There had never been a character, or show, like it. On top of the shaky new independent women it portrayed, “The Mary Tyler Moore Show” joined groundbreaking shows like “All in the Family” in addressing timely and often serious topics in a comedic way — and by providing a template for what would eventually become modern TV’s beloved dramedy.
“Comedy shows were getting more and more real,” she says. “It was a funny show but not really a comedy like the old comedies.” She credits the writers, including Jim Brooks and Allan Burns, with elevating the show to its iconic heights, something she doesn’t think the networks are interested in doing these days.
“Carol Burnett and I were talking about how you couldn’t do the shows we did because the union fees have skyrocketed and the writers and the cast make it so expensive,” she says.

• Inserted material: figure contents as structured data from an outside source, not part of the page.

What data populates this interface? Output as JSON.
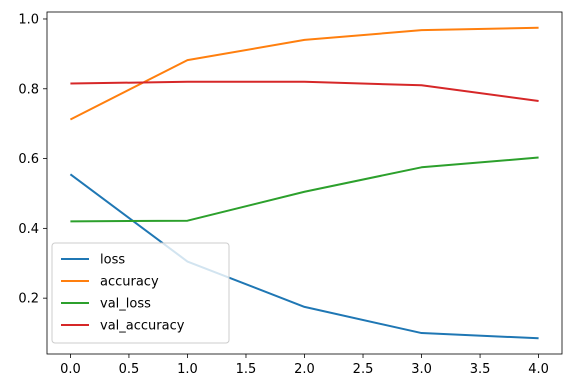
{
  "chart_data": {
    "type": "line",
    "title": "",
    "xlabel": "",
    "ylabel": "",
    "x": [
      0.0,
      1.0,
      2.0,
      3.0,
      4.0
    ],
    "xlim": [
      -0.2,
      4.2
    ],
    "ylim": [
      0.04,
      1.02
    ],
    "x_ticks": [
      0.0,
      0.5,
      1.0,
      1.5,
      2.0,
      2.5,
      3.0,
      3.5,
      4.0
    ],
    "x_tick_labels": [
      "0.0",
      "0.5",
      "1.0",
      "1.5",
      "2.0",
      "2.5",
      "3.0",
      "3.5",
      "4.0"
    ],
    "y_ticks": [
      0.2,
      0.4,
      0.6,
      0.8,
      1.0
    ],
    "y_tick_labels": [
      "0.2",
      "0.4",
      "0.6",
      "0.8",
      "1.0"
    ],
    "grid": false,
    "legend_position": "lower-left",
    "series": [
      {
        "name": "loss",
        "color": "#1f77b4",
        "values": [
          0.555,
          0.305,
          0.175,
          0.1,
          0.085
        ]
      },
      {
        "name": "accuracy",
        "color": "#ff7f0e",
        "values": [
          0.712,
          0.882,
          0.94,
          0.968,
          0.975
        ]
      },
      {
        "name": "val_loss",
        "color": "#2ca02c",
        "values": [
          0.42,
          0.422,
          0.505,
          0.575,
          0.603
        ]
      },
      {
        "name": "val_accuracy",
        "color": "#d62728",
        "values": [
          0.815,
          0.82,
          0.82,
          0.81,
          0.765
        ]
      }
    ]
  }
}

She and Burnett had reunited for the Betty White celebration where Moore also met up with her other “Mary Tyler Moore” co-stars, including Leachman, Harper, Ed Asner and Gavin MacLeod. They don’t see one another often, she says, because “they’re all Westies and I live in New York,” but they remain like a family — she came out of retirement to guest star on White’s “Hot in Cleveland,” spoofing her Mary-good-girl-Richards persona and turning Asner’s famous Lou Grant line — “You got spunk. I hate spunk” — on its head.
She enjoyed the experience and admires White and Leachman for staying in the game. “Betty always did have more energy than any of us,” she says, “and Cloris, what’s great about her is she always does a role that’s completely different.” But she’s pretty content doing what she’s doing. “I have a nice life, a good marriage [to Dr. Robert Levine] finally. I’ve got my dogs; if I can stop tripping over them, I’m very happy.”
Which doesn’t mean we should count her out. “If a really good part came along, a good script, I’d consider it,” she says. She’s a fan of “The Good Wife.” What about playing Diane’s (Christine Baranski) aunt or something? “She’s great,” Moore says of Baranski, adding with a very Mary Richards laugh, “yeah, yeah, I’ll mention it to my agent.”